Srebrny patrzy wstecz

GN 20/2011 Świdnica

publikacja 11.06.2011 06:30

O tym, jak zmieniają życie święcenia biskupie, i czego ludzie chcą od księdza, mówi bp Adam Bałabuch.

Srebrny patrzy wstecz ks. Roman Tomaszczuk/ GN 8 maja 2008 r. – tuż po przyjęciu święceń biskupich.

Ks. Roman Tomaszczuk: W tych dniach osiemnastu nowych kapłanów staje przy naszych ołtarzach. Dwadzieścia pięć lat temu Ksiądz Biskup był na ich miejscu.
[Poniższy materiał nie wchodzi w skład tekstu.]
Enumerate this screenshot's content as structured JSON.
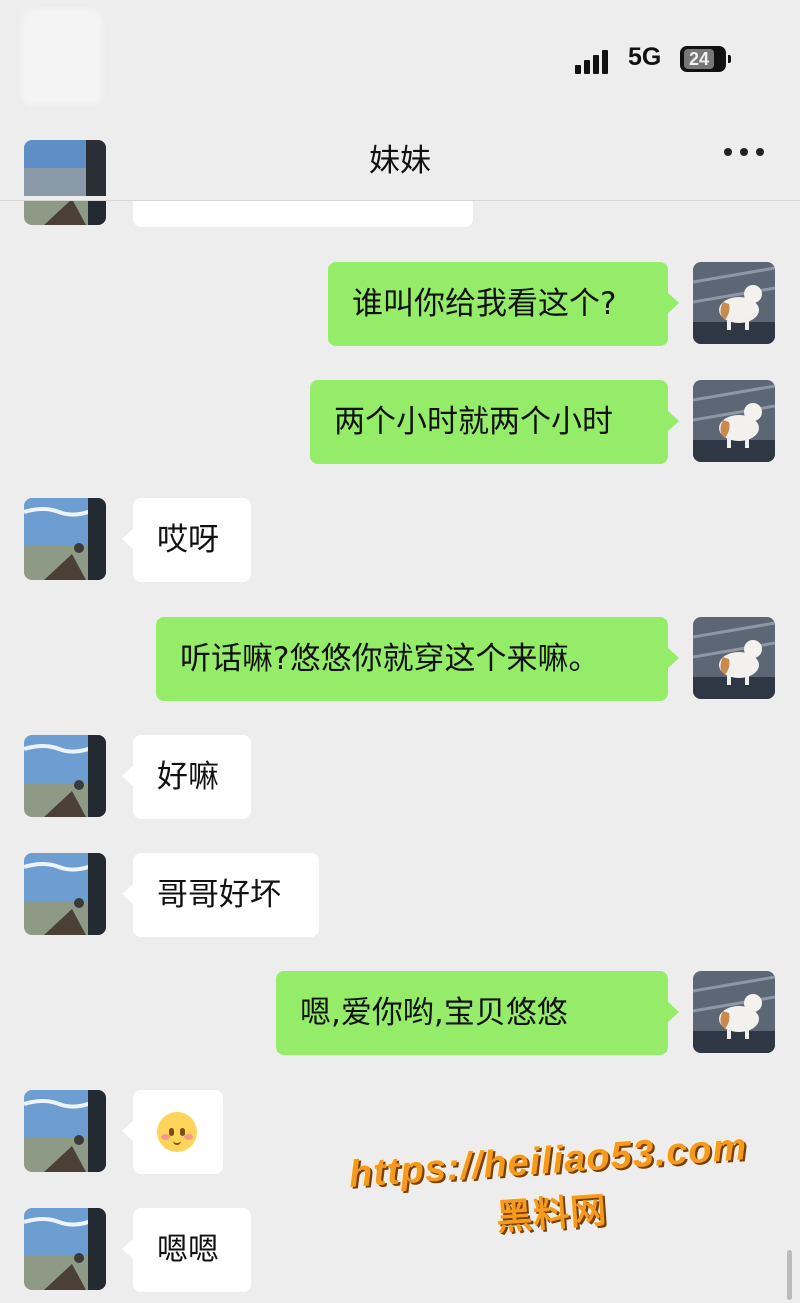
{
  "status": {
    "network": "5G",
    "battery": "24"
  },
  "header": {
    "title": "妹妹",
    "more_icon": "more-dots-icon"
  },
  "messages": [
    {
      "side": "them",
      "text": "",
      "partial": true
    },
    {
      "side": "me",
      "text": "谁叫你给我看这个?"
    },
    {
      "side": "me",
      "text": "两个小时就两个小时"
    },
    {
      "side": "them",
      "text": "哎呀"
    },
    {
      "side": "me",
      "text": "听话嘛?悠悠你就穿这个来嘛。"
    },
    {
      "side": "them",
      "text": "好嘛"
    },
    {
      "side": "them",
      "text": "哥哥好坏"
    },
    {
      "side": "me",
      "text": "嗯,爱你哟,宝贝悠悠"
    },
    {
      "side": "them",
      "text": "",
      "emoji": "smiling-face-emoji"
    },
    {
      "side": "them",
      "text": "嗯嗯"
    }
  ],
  "watermark": {
    "url": "https://heiliao53.com",
    "name": "黑料网"
  },
  "colors": {
    "background": "#ededed",
    "me_bubble": "#95ec69",
    "them_bubble": "#ffffff"
  }
}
Jak dużo się zmieniło w kapłańskim życiu przez ten czas?

Bp Adam Bałabuch: – Warunki zewnętrzne bardzo się zmieniły. Przede wszystkim miały miejsce przemiany ustrojowe. Epoka komunizmu to zupełnie inne realia prowadzenia posługi duszpasterskiej. Dzisiaj cieszymy się wolnością, żyjemy w systemie demokratycznym. Jednak nie jest tak, że my mieliśmy tak trudno, a dzisiejsi młodzi księża mają łatwo. Zagrożenia związane z liberalizmem, zwłaszcza moralnym, obniżeniem standardów życia społecznego czy odrzuceniem autorytetów stawiają nie mniejsze wyzwania niż miniona epoka.

Młodzi księża dzisiaj a w roku 1986 – to pewnie także inny format osobowości?

– Myślę, że tak. Najpierw jest to kwestia innego patrzenia na pracę duszpasterską, do której wprzęga się dzisiaj ogromne możliwości, jakie daje technika i media. Niestety z tego samego źródła płyną zagrożenia dla życia duchowego, formacji ludzkiej i kształtu osobowości księży. Wspólny jednak musi zawsze pozostać ideał, jakim jest dążenie do naśladowania Chrystusa i bycie na Jego wzór dobrym pasterzem.

Czy nie jest tak, że rozdźwięk między dostojną liturgią i misterium życia Bożego a pędzącą cywilizacją przynosi dysonans trudny do zniesienia dla młodego księdza?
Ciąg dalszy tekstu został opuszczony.